Whatever your position in life is, there is an eternal truth to being a parent. Having a baby shatters your psyche, your old-world view.

You feel things more, and you feel them harder. You see more nuance in the world, there are many more shades of grey and there’s really very little that could ever be black and white ever again.

Seeing parents who lose their children, seeing children endure suffering, placing yourself in the shoes of those parents, imagining that those children are your own children, accepting the bad things that happen in the world becomes much harder.

In a new interview, Prince William has described the worries and vulnerabilities he feels as a parent.
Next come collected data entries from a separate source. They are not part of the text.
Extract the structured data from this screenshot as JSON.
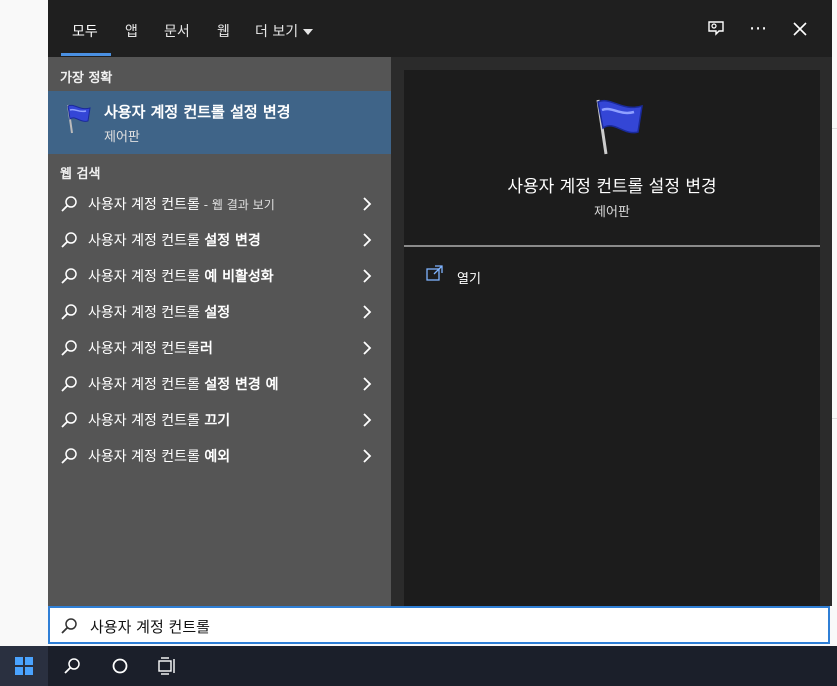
{
  "tabs": [
    {
      "label": "모두",
      "active": true
    },
    {
      "label": "앱"
    },
    {
      "label": "문서"
    },
    {
      "label": "웹"
    },
    {
      "label": "더 보기"
    }
  ],
  "left": {
    "best_match_title": "가장 정확",
    "best_match": {
      "title": "사용자 계정 컨트롤 설정 변경",
      "subtitle": "제어판"
    },
    "web_title": "웹 검색",
    "web_results": [
      {
        "base": "사용자 계정 컨트롤",
        "suffix": "",
        "note": " - 웹 결과 보기"
      },
      {
        "base": "사용자 계정 컨트롤 ",
        "suffix": "설정 변경",
        "note": ""
      },
      {
        "base": "사용자 계정 컨트롤 ",
        "suffix": "예 비활성화",
        "note": ""
      },
      {
        "base": "사용자 계정 컨트롤 ",
        "suffix": "설정",
        "note": ""
      },
      {
        "base": "사용자 계정 컨트롤",
        "suffix": "러",
        "note": ""
      },
      {
        "base": "사용자 계정 컨트롤 ",
        "suffix": "설정 변경 예",
        "note": ""
      },
      {
        "base": "사용자 계정 컨트롤 ",
        "suffix": "끄기",
        "note": ""
      },
      {
        "base": "사용자 계정 컨트롤 ",
        "suffix": "예외",
        "note": ""
      }
    ]
  },
  "right": {
    "title": "사용자 계정 컨트롤 설정 변경",
    "subtitle": "제어판",
    "open_label": "열기"
  },
  "search": {
    "value": "사용자 계정 컨트롤"
  },
  "colors": {
    "accent": "#4a90e2",
    "best_match_bg": "#3f6488",
    "search_border": "#2f7fd6"
  },
  "icons": {
    "best_match": "uac-flag-icon",
    "web_result": "search-icon",
    "chevron": "chevron-right-icon",
    "open": "open-external-icon",
    "feedback": "feedback-icon",
    "more": "more-options-icon",
    "close": "close-icon",
    "start": "windows-start-icon",
    "taskbar_search": "search-icon",
    "cortana": "cortana-icon",
    "task_view": "task-view-icon"
  }
}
“I’m a lot more emotional than I used to be, weirdly,” William said.

“I never used to get too wound up or worried about things. But now the smallest little things, you well up a little more, you get affected by the sort of things that happen around the world or whatever a lot more, I think, as a father.”
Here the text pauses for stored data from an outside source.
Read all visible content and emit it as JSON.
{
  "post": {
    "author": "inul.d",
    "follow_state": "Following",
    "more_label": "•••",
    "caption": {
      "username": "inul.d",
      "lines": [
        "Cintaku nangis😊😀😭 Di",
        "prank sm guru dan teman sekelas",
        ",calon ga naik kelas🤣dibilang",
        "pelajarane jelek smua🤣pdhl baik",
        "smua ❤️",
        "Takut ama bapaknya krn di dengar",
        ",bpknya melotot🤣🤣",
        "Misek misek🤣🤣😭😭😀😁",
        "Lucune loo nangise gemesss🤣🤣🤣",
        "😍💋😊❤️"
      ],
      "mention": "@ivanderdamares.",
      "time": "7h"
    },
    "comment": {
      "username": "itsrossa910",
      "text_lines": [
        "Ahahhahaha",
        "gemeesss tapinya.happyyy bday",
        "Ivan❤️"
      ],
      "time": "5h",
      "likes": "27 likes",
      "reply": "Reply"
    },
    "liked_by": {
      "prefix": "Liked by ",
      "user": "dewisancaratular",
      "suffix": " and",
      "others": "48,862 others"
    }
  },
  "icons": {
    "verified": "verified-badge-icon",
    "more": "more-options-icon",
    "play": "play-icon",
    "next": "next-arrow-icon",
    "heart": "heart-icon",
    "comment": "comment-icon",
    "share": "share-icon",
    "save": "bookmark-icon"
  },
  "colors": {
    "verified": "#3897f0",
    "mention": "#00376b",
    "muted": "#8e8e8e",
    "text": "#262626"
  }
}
The feeling that something might happen to you, that something might render you unable to care for your children or unable to be there for their future, is a new and stronger consideration after you have children.


“Just because you realise how precious life is and it puts it all in perspective. The idea of not being around to see your children grow up and stuff like that,” William said.
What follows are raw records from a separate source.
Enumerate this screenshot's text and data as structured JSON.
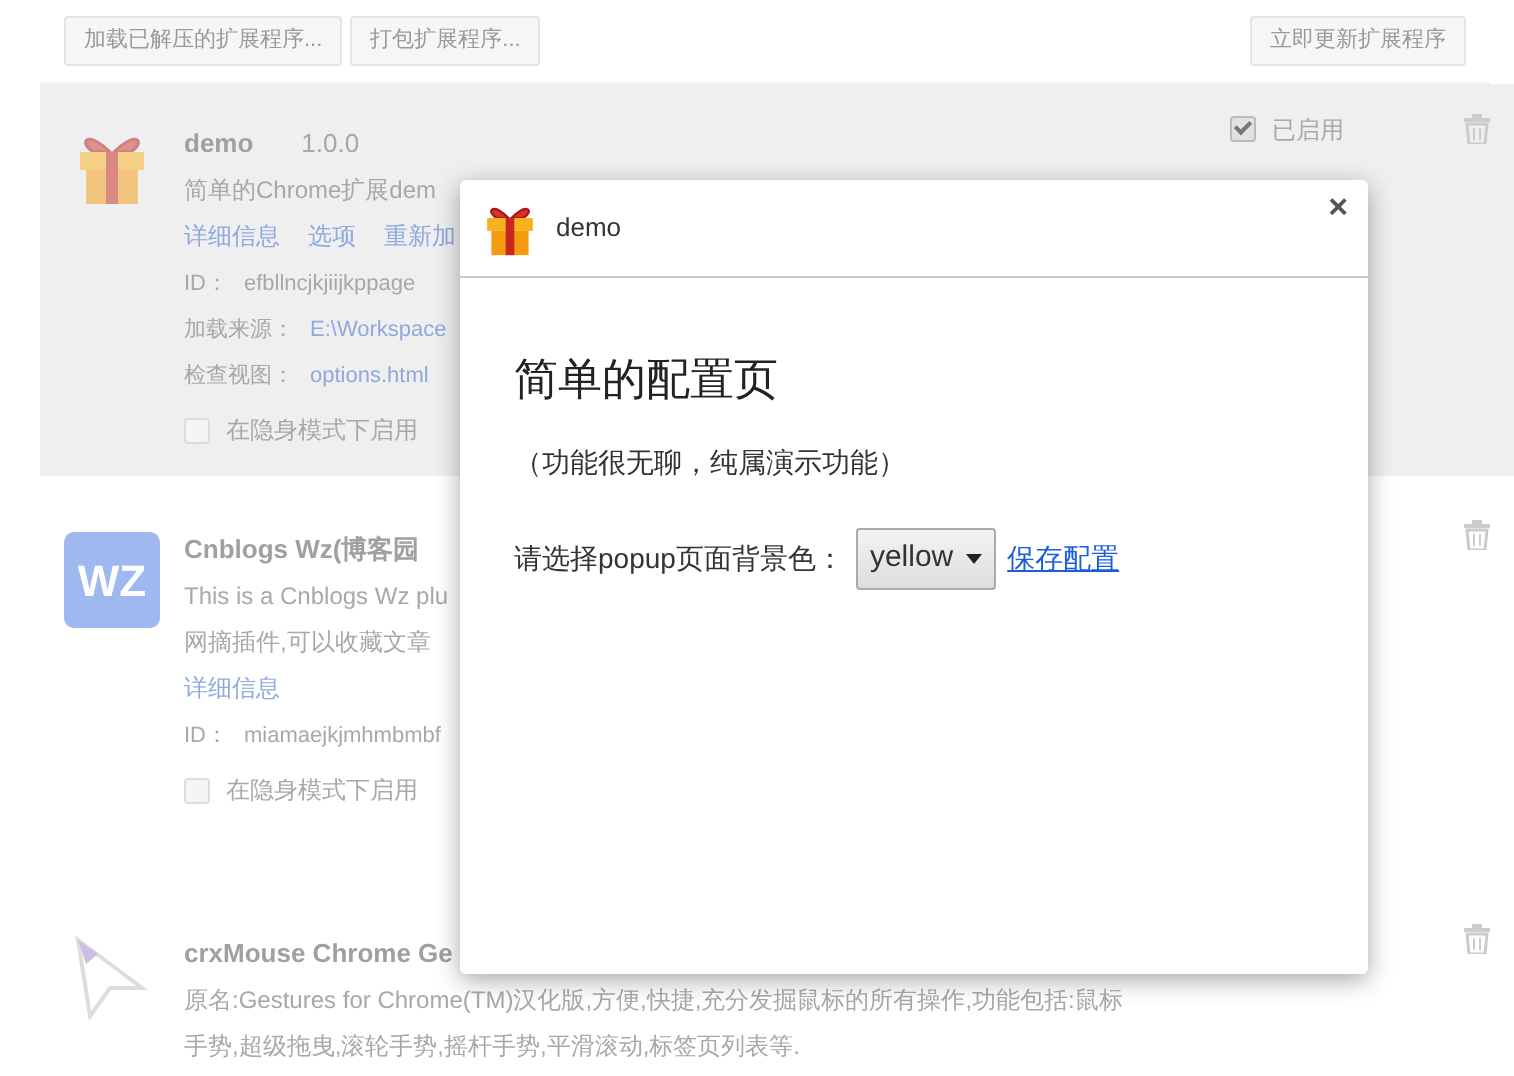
{
  "toolbar": {
    "buttons": [
      "加载已解压的扩展程序...",
      "打包扩展程序..."
    ],
    "update_button": "立即更新扩展程序"
  },
  "extensions": [
    {
      "kind": "gift",
      "highlighted": true,
      "name": "demo",
      "version": "1.0.0",
      "description": [
        "简单的Chrome扩展dem"
      ],
      "links": [
        "详细信息",
        "选项",
        "重新加"
      ],
      "fields": [
        {
          "label": "ID：",
          "value": "efbllncjkjiijkppage",
          "is_link": false
        },
        {
          "label": "加载来源：",
          "value": "E:\\Workspace",
          "is_link": true
        },
        {
          "label": "检查视图：",
          "value": "options.html",
          "is_link": true
        }
      ],
      "incognito": {
        "label": "在隐身模式下启用",
        "checked": false
      },
      "enabled": {
        "label": "已启用",
        "checked": true
      }
    },
    {
      "kind": "wz",
      "logo_text": "WZ",
      "highlighted": false,
      "name": "Cnblogs Wz(博客园",
      "description": [
        "This is a Cnblogs Wz plu",
        "网摘插件,可以收藏文章"
      ],
      "links": [
        "详细信息"
      ],
      "fields": [
        {
          "label": "ID：",
          "value": "miamaejkjmhmbmbf",
          "is_link": false
        }
      ],
      "incognito": {
        "label": "在隐身模式下启用",
        "checked": false
      }
    },
    {
      "kind": "cursor",
      "highlighted": false,
      "name": "crxMouse Chrome Ge",
      "description": [
        "原名:Gestures for Chrome(TM)汉化版,方便,快捷,充分发掘鼠标的所有操作,功能包括:鼠标",
        "手势,超级拖曳,滚轮手势,摇杆手势,平滑滚动,标签页列表等."
      ]
    }
  ],
  "dialog": {
    "title": "demo",
    "close": "×",
    "heading": "简单的配置页",
    "note": "（功能很无聊，纯属演示功能）",
    "select_label": "请选择popup页面背景色：",
    "select_value": "yellow",
    "save_link": "保存配置"
  }
}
Watch Prince William discuss fatherhood after the birth of his son Prince George (Via YouTube/CNN):

Video by CNN

Some reporters are referencing the death of his mother Diana here, and it’s unimaginable that this wouldn’t be in his mind. But, there is something about having your own children that also inspires an understanding of the preciousness of life.

When you think about your own death, you worry about your children, about how their world will be changed, about how they will cope and how they will grieve. You mourn the fact that you will miss seeing them grow, you’ll miss your pride in their achievement, the love they will offer you.

Babies. (A completely unrealistic but very nice photo.) (Said photo taken by the lovely @sophiefiskphotography)

I don’t want to romanticise parenthood. Being a parent is hard and it’s hard work. It’s an unending grind of laundry and tantrums and cooking uneaten meals and nappies and sarcastic brats and unimaginable exhaustion.

But despite the cliché, I think your heart grows bigger, filled with a love you never knew existed.

For me, when I looked into the faces of my babies for the first time, it was as if I reached into my chest, pulled out my heart and offered it to them, for them to hold. It was as if my soul said, “Take my heart. It’s yours.” I became entirely vulnerable to two people who couldn’t have been less aware of it. I still am.

It was as if my soul said, “take my heart. It’s yours.”

So, yes, I see more, I hear more, I feel more. The thought of dying leaves me breathless in the middle of the night. The evening news bring me to tears. The pictures of children in desperate circumstances, the stories of mothers left childless are so heartaching I can barely look.

But I’m not sure I’d have it any other way. And I’m sure William wouldn’t either.